Of 1249 patients enrolled (median age, 32 years; female sex, 61.7%), 1208 were included in the efficacy-evaluable population. Patients applying 0.75% or 1.5% ruxolitinib cream had significant changes in overall work impairment (- 17.9% [0.75% strength] and - 15.0% [1.5% strength] vs - 5.7% for vehicle; p < 0.0001 for both) and daily activity impairment (- 20.6% [0.75% strength] and - 21.5% [1.5% strength] vs - 10.6% for vehicle; p < 0.0001 for both). These corresponded to estimated lost productivity costs in 2021 US dollars of $1313 (0.75% strength) and $1242 (1.5% strength) versus $2008 (vehicle) over the 8-week trial period. Compared with a patient receiving vehicle, incremental annual indirect cost savings were estimated to be $5302 with 0.75% ruxolitinib cream and $4228 with 1.5% ruxolitinib cream.
Ruxolitinib cream therapy is associated with improved work productivity and daily activity compared with vehicle and is estimated to reduce the indirect cost burden on the patient.
ClinicalTrials.gov identifiers: NCT03745638 (registered 19 November, 2018) and NCT03745651 (registered 19 November, 2018).
特应性皮炎是一种慢性炎症性皮肤病,可对工作生产力和日常活动产生负面影响。罗沙司他乳膏,一种 Janus 激酶抑制剂,在两项 III 期研究(TRuE-AD1 和 TRuE-AD2)中显示了对特应性皮炎患者的疗效和安全性。
本事后分析旨在从 III 期研究的汇总数据中描述罗沙司他乳膏对工作生产力和活动障碍的影响,估算特应性皮炎导致的间接成本,并估算与载体乳膏相比使用罗沙司他乳膏的增量成本节约。
两项研究的患者年龄均≥12 岁,特应性皮炎病史≥2 年,研究者整体评估(IGA)得分为 2 或 3,基线时受累体表面积为 3%~20%。患者随机 2:2:1 接受罗沙司他乳膏(0.75%或 1.5%)或载体乳膏治疗 8 周。在疗效可评估人群中,使用特定健康问题工作生产力和活动障碍问卷 2.0 版本,在第 2、4 和 8 周评估患者的自我报告工作生产力。使用协方差分析计算两个剂量与载体相比的统计学意义。使用人力资本方法,将工作生产力和活动障碍的整体工作障碍评分转换为因生产力下降而导致的每位就业患者的成本模型,以及罗沙司他乳膏治疗的增量成本节约。
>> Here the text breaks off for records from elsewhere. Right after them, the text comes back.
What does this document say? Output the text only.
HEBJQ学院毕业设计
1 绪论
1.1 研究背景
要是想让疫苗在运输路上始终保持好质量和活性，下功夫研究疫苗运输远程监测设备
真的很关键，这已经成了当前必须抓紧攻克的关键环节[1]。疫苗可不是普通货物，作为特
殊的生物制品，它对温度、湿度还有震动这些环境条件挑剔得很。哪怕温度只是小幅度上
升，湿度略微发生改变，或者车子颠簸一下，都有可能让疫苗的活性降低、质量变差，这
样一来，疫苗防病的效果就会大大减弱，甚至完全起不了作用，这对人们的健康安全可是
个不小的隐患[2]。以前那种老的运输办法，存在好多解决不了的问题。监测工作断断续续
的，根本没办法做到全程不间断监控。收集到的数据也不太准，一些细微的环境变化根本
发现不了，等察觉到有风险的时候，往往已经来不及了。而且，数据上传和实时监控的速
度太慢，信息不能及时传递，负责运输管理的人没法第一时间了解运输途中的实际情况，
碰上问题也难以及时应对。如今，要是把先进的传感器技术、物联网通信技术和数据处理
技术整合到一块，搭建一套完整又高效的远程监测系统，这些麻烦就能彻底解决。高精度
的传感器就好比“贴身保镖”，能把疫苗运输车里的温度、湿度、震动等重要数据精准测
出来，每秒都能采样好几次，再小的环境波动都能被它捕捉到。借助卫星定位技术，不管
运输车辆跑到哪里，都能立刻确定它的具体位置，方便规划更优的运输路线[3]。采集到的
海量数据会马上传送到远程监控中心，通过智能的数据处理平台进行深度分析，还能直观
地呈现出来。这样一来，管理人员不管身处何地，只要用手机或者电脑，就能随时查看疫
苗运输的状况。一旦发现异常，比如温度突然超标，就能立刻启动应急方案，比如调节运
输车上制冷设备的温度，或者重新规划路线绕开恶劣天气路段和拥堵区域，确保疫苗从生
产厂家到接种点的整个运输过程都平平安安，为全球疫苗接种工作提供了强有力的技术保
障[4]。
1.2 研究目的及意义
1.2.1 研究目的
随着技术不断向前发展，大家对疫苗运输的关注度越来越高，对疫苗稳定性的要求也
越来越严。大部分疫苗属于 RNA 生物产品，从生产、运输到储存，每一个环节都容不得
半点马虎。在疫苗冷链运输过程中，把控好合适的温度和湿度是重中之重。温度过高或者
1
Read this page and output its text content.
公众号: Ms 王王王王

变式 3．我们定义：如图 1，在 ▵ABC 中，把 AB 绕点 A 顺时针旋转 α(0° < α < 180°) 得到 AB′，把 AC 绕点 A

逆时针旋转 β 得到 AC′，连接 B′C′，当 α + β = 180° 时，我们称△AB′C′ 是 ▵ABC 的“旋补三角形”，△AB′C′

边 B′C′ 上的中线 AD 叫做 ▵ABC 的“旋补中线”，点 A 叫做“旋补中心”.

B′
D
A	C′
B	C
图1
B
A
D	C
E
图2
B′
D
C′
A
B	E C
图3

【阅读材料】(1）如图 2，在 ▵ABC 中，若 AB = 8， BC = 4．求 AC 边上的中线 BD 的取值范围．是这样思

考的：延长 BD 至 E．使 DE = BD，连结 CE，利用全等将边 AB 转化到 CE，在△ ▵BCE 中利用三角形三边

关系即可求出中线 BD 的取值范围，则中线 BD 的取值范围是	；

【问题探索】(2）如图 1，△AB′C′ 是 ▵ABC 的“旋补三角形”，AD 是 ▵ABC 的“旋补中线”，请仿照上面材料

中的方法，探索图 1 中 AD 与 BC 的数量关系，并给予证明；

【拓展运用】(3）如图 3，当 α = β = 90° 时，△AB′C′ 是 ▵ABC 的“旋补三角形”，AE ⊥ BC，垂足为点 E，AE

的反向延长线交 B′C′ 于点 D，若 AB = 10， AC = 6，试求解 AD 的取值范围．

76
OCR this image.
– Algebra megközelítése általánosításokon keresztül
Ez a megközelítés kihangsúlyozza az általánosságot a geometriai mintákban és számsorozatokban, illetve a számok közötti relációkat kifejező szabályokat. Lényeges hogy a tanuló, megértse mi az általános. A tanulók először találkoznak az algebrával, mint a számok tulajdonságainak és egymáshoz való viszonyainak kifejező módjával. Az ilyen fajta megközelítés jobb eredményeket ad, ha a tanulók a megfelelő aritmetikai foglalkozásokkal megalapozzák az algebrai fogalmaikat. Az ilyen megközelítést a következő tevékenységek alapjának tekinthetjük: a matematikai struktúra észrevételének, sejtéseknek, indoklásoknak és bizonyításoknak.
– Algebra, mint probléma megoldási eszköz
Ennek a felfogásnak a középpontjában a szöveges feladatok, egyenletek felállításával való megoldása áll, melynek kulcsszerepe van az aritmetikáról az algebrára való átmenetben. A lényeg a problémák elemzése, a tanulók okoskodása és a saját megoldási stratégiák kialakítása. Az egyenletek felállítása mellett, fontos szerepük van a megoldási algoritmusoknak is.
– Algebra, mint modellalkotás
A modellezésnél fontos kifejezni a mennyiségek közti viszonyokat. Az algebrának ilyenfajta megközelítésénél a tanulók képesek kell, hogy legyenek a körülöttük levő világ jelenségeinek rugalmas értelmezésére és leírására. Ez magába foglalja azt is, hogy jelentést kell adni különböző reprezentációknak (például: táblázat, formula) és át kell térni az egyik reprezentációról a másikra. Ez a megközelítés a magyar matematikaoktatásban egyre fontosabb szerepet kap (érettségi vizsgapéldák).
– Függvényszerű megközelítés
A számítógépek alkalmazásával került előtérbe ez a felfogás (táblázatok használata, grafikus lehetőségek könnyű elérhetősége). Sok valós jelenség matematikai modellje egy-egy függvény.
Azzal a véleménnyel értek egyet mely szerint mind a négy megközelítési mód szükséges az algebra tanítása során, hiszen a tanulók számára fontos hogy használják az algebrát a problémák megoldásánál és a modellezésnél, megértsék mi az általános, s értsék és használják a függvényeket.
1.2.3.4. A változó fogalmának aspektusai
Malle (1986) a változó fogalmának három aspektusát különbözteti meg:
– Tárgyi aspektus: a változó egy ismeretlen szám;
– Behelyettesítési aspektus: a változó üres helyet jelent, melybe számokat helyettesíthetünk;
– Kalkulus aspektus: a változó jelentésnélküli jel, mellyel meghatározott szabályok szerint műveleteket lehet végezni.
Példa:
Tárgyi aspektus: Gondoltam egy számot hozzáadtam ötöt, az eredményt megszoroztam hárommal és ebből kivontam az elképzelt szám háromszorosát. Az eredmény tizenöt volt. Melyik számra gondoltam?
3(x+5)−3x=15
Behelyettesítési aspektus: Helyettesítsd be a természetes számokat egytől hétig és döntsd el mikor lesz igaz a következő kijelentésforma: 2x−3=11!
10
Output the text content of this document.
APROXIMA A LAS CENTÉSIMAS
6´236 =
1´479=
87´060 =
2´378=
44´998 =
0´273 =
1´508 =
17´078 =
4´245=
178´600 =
共纳入 1249 例患者(中位年龄 32 岁;女性占 61.7%),1208 例患者纳入疗效可评估人群。应用 0.75%或 1.5%罗沙司他乳膏的患者整体工作障碍(分别为-17.9%[0.75%强度]和-15.0%[1.5%强度]与载体相比为-5.7%;均<0.0001)和日常活动障碍(分别为-20.6%[0.75%强度]和-21.5%[1.5%强度]与载体相比为-10.6%;均<0.0001)均有显著改善。这些对应于在 2021 年以美元计的估计生产力损失成本,0.75%罗沙司他乳膏治疗组为 1313 美元,1.5%罗沙司他乳膏治疗组为 1242 美元,而载体组为 2008 美元。与接受载体治疗的患者相比,0.75%罗沙司他乳膏治疗组估计每年间接成本节省为 5302 美元,1.5%罗沙司他乳膏治疗组为 4228 美元。
与载体相比,罗沙司他乳膏治疗可提高工作生产力和日常活动能力,并估计减轻患者的间接成本负担。
ClinicalTrials.gov 标识符:NCT03745638(于 2018 年 11 月 19 日注册)和 NCT03745651(于 2018 年 11 月 19 日注册)。